Step 1) ANALYSIS: Create a sample run (play the game on paper) to show the user interface of the program and possible input/output scenarios. Instead of having your program draw a hangman figure (we'll add this later), just plan for it to say how many body parts are left. Decide on a user interface for making the guesses - try to make it easy to use. Ask your lab leader if the problem needs clarification. Show your sample to a lab leader before proceeding.

--- Switch driver/nagivator roles ---

Step 2) DESIGN: Create a text file with a design structure. Because this problem is rather complicated, you should use several subroutines to help organize the processing. Start by writing pseudocode for your main method which uses calls to those subroutines to do much of the work. By writing main first, it should be fairly easy to see which tasks are too complicated to figure out easily. Those are the things you should create subroutines for, but you don't have to specify the full details of the subroutines right now. Have a lab leader check your main pseudocode and explain your subroutine ideas to him/her.

--- Switch driver/nagivator roles ---

Step 3) MORE DESIGN: Now you need to clarify the processing for each subroutine by writing pseudocode for them. Think about what data each will need passed to it through the parameters, and what data if any it might need to return to the main processing. Have a lab leader check over your subroutine pseudocode before continuing.

--- Switch driver/nagivator roles ---

Step 4) CODING: You can download a java program which contains a partial solution: HangmanStart.java. Save it as Hangman.java. Our approach and method breakdown is likely to be somewhat different from yours (and is different from the sample run posted on Piazza @18).

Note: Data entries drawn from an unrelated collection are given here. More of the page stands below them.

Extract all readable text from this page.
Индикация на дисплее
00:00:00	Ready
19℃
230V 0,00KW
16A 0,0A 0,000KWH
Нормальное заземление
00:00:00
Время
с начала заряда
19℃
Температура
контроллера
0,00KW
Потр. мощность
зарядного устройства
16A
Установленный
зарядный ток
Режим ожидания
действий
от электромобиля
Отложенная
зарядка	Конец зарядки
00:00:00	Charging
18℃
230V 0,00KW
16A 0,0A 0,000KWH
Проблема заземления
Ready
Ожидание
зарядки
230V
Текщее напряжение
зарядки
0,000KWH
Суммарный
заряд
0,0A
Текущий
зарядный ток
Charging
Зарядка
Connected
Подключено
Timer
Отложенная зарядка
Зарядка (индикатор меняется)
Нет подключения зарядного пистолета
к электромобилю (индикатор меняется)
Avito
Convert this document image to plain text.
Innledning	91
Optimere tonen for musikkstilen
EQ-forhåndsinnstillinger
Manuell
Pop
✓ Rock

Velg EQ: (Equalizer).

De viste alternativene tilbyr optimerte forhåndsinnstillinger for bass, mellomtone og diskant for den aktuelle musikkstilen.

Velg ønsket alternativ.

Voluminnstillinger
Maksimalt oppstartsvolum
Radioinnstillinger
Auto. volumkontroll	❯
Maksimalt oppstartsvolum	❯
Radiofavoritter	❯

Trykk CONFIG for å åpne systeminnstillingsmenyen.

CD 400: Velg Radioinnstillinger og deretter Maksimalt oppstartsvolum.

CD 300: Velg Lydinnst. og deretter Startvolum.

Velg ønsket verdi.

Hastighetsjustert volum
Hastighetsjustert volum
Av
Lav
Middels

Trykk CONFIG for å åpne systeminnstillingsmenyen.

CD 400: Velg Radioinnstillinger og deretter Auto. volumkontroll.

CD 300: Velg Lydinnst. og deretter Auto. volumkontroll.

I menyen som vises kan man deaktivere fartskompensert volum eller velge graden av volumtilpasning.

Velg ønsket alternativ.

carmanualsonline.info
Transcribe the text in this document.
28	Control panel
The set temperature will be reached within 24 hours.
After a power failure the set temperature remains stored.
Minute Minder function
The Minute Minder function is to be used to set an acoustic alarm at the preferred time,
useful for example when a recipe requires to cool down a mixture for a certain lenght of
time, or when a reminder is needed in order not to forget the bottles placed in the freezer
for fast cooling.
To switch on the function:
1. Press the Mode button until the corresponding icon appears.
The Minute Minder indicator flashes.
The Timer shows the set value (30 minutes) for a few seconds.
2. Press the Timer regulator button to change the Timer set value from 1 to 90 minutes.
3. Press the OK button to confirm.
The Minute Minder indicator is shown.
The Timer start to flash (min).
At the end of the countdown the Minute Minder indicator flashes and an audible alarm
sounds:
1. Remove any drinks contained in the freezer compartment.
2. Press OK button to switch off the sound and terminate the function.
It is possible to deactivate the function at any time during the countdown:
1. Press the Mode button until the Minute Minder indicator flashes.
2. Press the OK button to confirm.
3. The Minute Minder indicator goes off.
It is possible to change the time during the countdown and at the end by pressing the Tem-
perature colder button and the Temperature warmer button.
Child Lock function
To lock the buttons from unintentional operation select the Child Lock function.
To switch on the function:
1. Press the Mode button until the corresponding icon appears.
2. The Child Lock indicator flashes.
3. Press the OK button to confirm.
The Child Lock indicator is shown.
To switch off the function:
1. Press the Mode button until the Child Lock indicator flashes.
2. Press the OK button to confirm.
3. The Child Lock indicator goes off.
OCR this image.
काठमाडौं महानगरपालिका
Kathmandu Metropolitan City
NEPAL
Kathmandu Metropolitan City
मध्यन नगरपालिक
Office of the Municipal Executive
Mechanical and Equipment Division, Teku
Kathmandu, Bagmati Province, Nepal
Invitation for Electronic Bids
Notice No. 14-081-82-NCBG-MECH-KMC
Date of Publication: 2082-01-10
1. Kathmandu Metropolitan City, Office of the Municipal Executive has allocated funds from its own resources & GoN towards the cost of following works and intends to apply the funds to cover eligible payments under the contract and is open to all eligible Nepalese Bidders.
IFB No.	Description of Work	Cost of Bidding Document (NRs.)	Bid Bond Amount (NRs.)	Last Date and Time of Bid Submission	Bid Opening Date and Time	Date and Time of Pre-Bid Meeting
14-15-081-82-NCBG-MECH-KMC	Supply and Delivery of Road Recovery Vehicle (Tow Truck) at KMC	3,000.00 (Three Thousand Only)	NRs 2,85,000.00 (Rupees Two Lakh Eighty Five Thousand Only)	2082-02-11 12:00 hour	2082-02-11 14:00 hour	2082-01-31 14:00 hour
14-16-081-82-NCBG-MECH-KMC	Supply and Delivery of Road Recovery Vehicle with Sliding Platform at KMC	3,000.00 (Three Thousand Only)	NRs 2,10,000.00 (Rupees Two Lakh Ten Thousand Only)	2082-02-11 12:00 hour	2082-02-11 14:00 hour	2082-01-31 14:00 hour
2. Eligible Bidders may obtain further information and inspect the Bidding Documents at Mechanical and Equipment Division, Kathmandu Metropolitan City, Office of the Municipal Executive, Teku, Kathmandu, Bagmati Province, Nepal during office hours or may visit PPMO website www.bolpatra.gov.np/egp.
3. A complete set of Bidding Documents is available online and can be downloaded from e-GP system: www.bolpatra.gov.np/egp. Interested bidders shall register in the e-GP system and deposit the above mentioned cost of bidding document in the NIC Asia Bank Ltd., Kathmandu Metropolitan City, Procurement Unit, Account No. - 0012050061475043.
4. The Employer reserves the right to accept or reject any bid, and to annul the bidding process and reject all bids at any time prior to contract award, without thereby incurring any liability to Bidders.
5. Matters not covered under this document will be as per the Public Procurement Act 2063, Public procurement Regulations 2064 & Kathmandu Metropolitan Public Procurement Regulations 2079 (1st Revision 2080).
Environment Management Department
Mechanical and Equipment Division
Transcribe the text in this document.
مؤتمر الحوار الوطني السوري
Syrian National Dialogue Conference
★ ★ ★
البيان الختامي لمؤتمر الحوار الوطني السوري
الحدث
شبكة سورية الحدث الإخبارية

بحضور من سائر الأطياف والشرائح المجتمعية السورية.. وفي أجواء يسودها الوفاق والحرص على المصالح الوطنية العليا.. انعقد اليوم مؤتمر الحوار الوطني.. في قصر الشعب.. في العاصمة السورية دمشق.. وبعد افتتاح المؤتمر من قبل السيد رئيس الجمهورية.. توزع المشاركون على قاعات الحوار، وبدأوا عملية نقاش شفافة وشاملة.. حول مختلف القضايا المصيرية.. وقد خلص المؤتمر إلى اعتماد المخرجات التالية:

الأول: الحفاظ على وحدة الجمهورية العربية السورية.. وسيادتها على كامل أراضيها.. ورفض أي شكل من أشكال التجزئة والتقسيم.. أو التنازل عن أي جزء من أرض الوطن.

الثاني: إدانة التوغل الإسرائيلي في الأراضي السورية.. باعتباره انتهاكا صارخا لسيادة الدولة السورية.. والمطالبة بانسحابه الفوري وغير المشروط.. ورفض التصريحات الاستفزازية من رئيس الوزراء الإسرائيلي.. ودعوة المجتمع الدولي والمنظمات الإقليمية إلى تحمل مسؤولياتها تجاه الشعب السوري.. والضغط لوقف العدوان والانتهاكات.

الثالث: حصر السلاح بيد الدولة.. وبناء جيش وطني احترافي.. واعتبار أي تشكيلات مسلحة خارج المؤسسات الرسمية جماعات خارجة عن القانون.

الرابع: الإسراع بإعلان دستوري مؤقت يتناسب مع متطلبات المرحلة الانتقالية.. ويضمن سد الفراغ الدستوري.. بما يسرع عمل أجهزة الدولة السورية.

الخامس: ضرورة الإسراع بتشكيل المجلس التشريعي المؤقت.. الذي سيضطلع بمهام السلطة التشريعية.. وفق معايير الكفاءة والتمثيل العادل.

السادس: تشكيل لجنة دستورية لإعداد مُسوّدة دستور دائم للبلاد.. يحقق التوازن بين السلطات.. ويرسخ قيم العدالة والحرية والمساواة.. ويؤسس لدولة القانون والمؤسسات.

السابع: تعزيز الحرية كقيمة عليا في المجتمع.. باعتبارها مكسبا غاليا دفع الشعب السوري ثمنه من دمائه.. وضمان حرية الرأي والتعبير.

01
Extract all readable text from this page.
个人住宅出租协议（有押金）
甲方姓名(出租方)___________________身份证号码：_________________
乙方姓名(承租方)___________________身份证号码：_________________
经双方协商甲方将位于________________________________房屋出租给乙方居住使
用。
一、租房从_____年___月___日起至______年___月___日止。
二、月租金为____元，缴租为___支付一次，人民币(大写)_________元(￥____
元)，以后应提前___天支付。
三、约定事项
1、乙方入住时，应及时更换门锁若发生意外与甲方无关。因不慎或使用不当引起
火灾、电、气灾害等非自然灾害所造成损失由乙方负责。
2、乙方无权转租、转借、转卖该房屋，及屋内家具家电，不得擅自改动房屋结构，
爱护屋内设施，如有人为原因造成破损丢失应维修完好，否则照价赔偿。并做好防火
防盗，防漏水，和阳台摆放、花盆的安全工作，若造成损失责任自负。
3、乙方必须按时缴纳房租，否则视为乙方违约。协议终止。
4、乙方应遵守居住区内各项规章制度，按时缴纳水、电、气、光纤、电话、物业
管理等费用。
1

--- Switch driver/nagivator roles ---

Step 5) TESTING: Play the game a bit to determine if it is working correctly. Fix any problems that you find. Make sure your final version is Checkstyle compliant, with the exception of the cyclomatic complexity issue. That stems from having a method (main in this case) that is too complex with respect to nested control structures, which would make it hard to fully test. (Eliminating the problem in this case would require a large restructuring of the program, ideally with a more object oriented design.) Remember to recompile and test the program as you fix any style issues.

Step 6) CLEAN-UP: Zip all the files together from today's lab and email to both students. Then each student must submit their work on Blackboard for the week, noting their partner's name and JHED login in the submission textbox. You must then delete your files off the lab computer and logout before leaving! Failure to do so constitutes an ethics violation.